Другой автор, краем уха слышавший некогда нечто о «производящем произведении» (то есть о том, что он только орудие, при помощи которого произведение появляется на свет; что роман пишет себя сам, избрав для себя соответствующего автора), — этот другой автор ничего не станет менять в моем образе, чтобы, не дай бог, чего не испортить, и будет не прав. Правда, читатель, — на кой черт мне сдался такой автор со слабовольными частицами его души в моем облике? — частицами, которые, как взвесь глины в воде, замутняют мою первозданную чистоту.
Где же взять подходящего автора? Где взять Гомера нашего времени, способного живописать такого Одиссея, как я? Ответ до крайности прост, хотя может быть и не совсем приемлем, — нужно, чтобы (читателю это должно понравиться) Одиссей сам создал себе Гомера.
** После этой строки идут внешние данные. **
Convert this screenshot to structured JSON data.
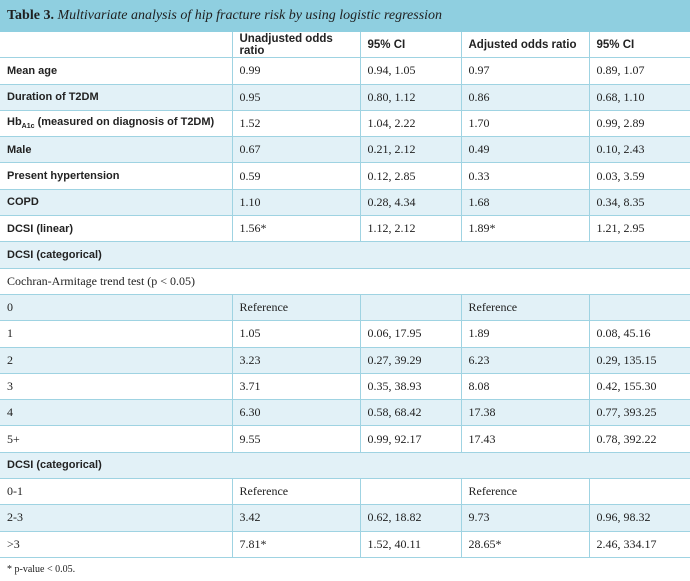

В этом случае в душе Гомера не будет ничего такого, что не принадлежало бы уже Одиссею, и, следовательно, новоиспеченный Гомер уже не сможет вложить в образ Одиссея ничего чуждого последнему, притом, что литературный образ (как это и необходимо для всякого литературного образа) будет одушевлен живым человеком — автором! — Гомером, созданным по образу и подобию еще не существующего Одиссея.
Приглашаю читателя вдуматься в это — это (то, что сейчас сказано), — это ведь совсем не то же самое, что написать воспоминания — вроде тех, которые я сейчас пишу — ибо воспоминания это точное воссоздание действительно случившихся событий, а труд Гомера, которого я надеюсь создать, будет литературным произведением, то есть романом, — совсем иной жанр.
Пусть грядущий литературовед, тщательнейшим образом взвесив мои слова, постарается найти конкретные отличия между моими «Записками Улисса» и «Улиссом» моего Гомера, — пусть он сделает это и тогда он поймет, как легко было бы написать то, что я пишу, если бы то, что со мной случилось, не оказалось бы вымыслом.
В дождь. Картина Майкла Паркеса
Я перешагнул через распростертую на полу Лику и, шатаясь, пошел к двери. Вот что значит возвратиться на собственный путь — на него просто нельзя не возвратиться, ибо мой путь это лист Мебиуса. «Почтение носителю достоинства, стойкость женщины ужасна, луна близится к полнолунию», — повторял я, как заведенный, спускаясь вниз по лестнице. Я вспоминал, как выходя из автомата столкнулся с женщиной, просившей разменять пятак, ее удивление и вопрос, давно ли у меня на руке это красное пятно, ее предостережение: «Берегитесь, молодой человек». Взглянув на ладонь, я не обнаружил никакого пятна — как жаль, что не удалось тогда расспросить ее подробней. Да ведь нельзя же было! — случилась та катастрофа…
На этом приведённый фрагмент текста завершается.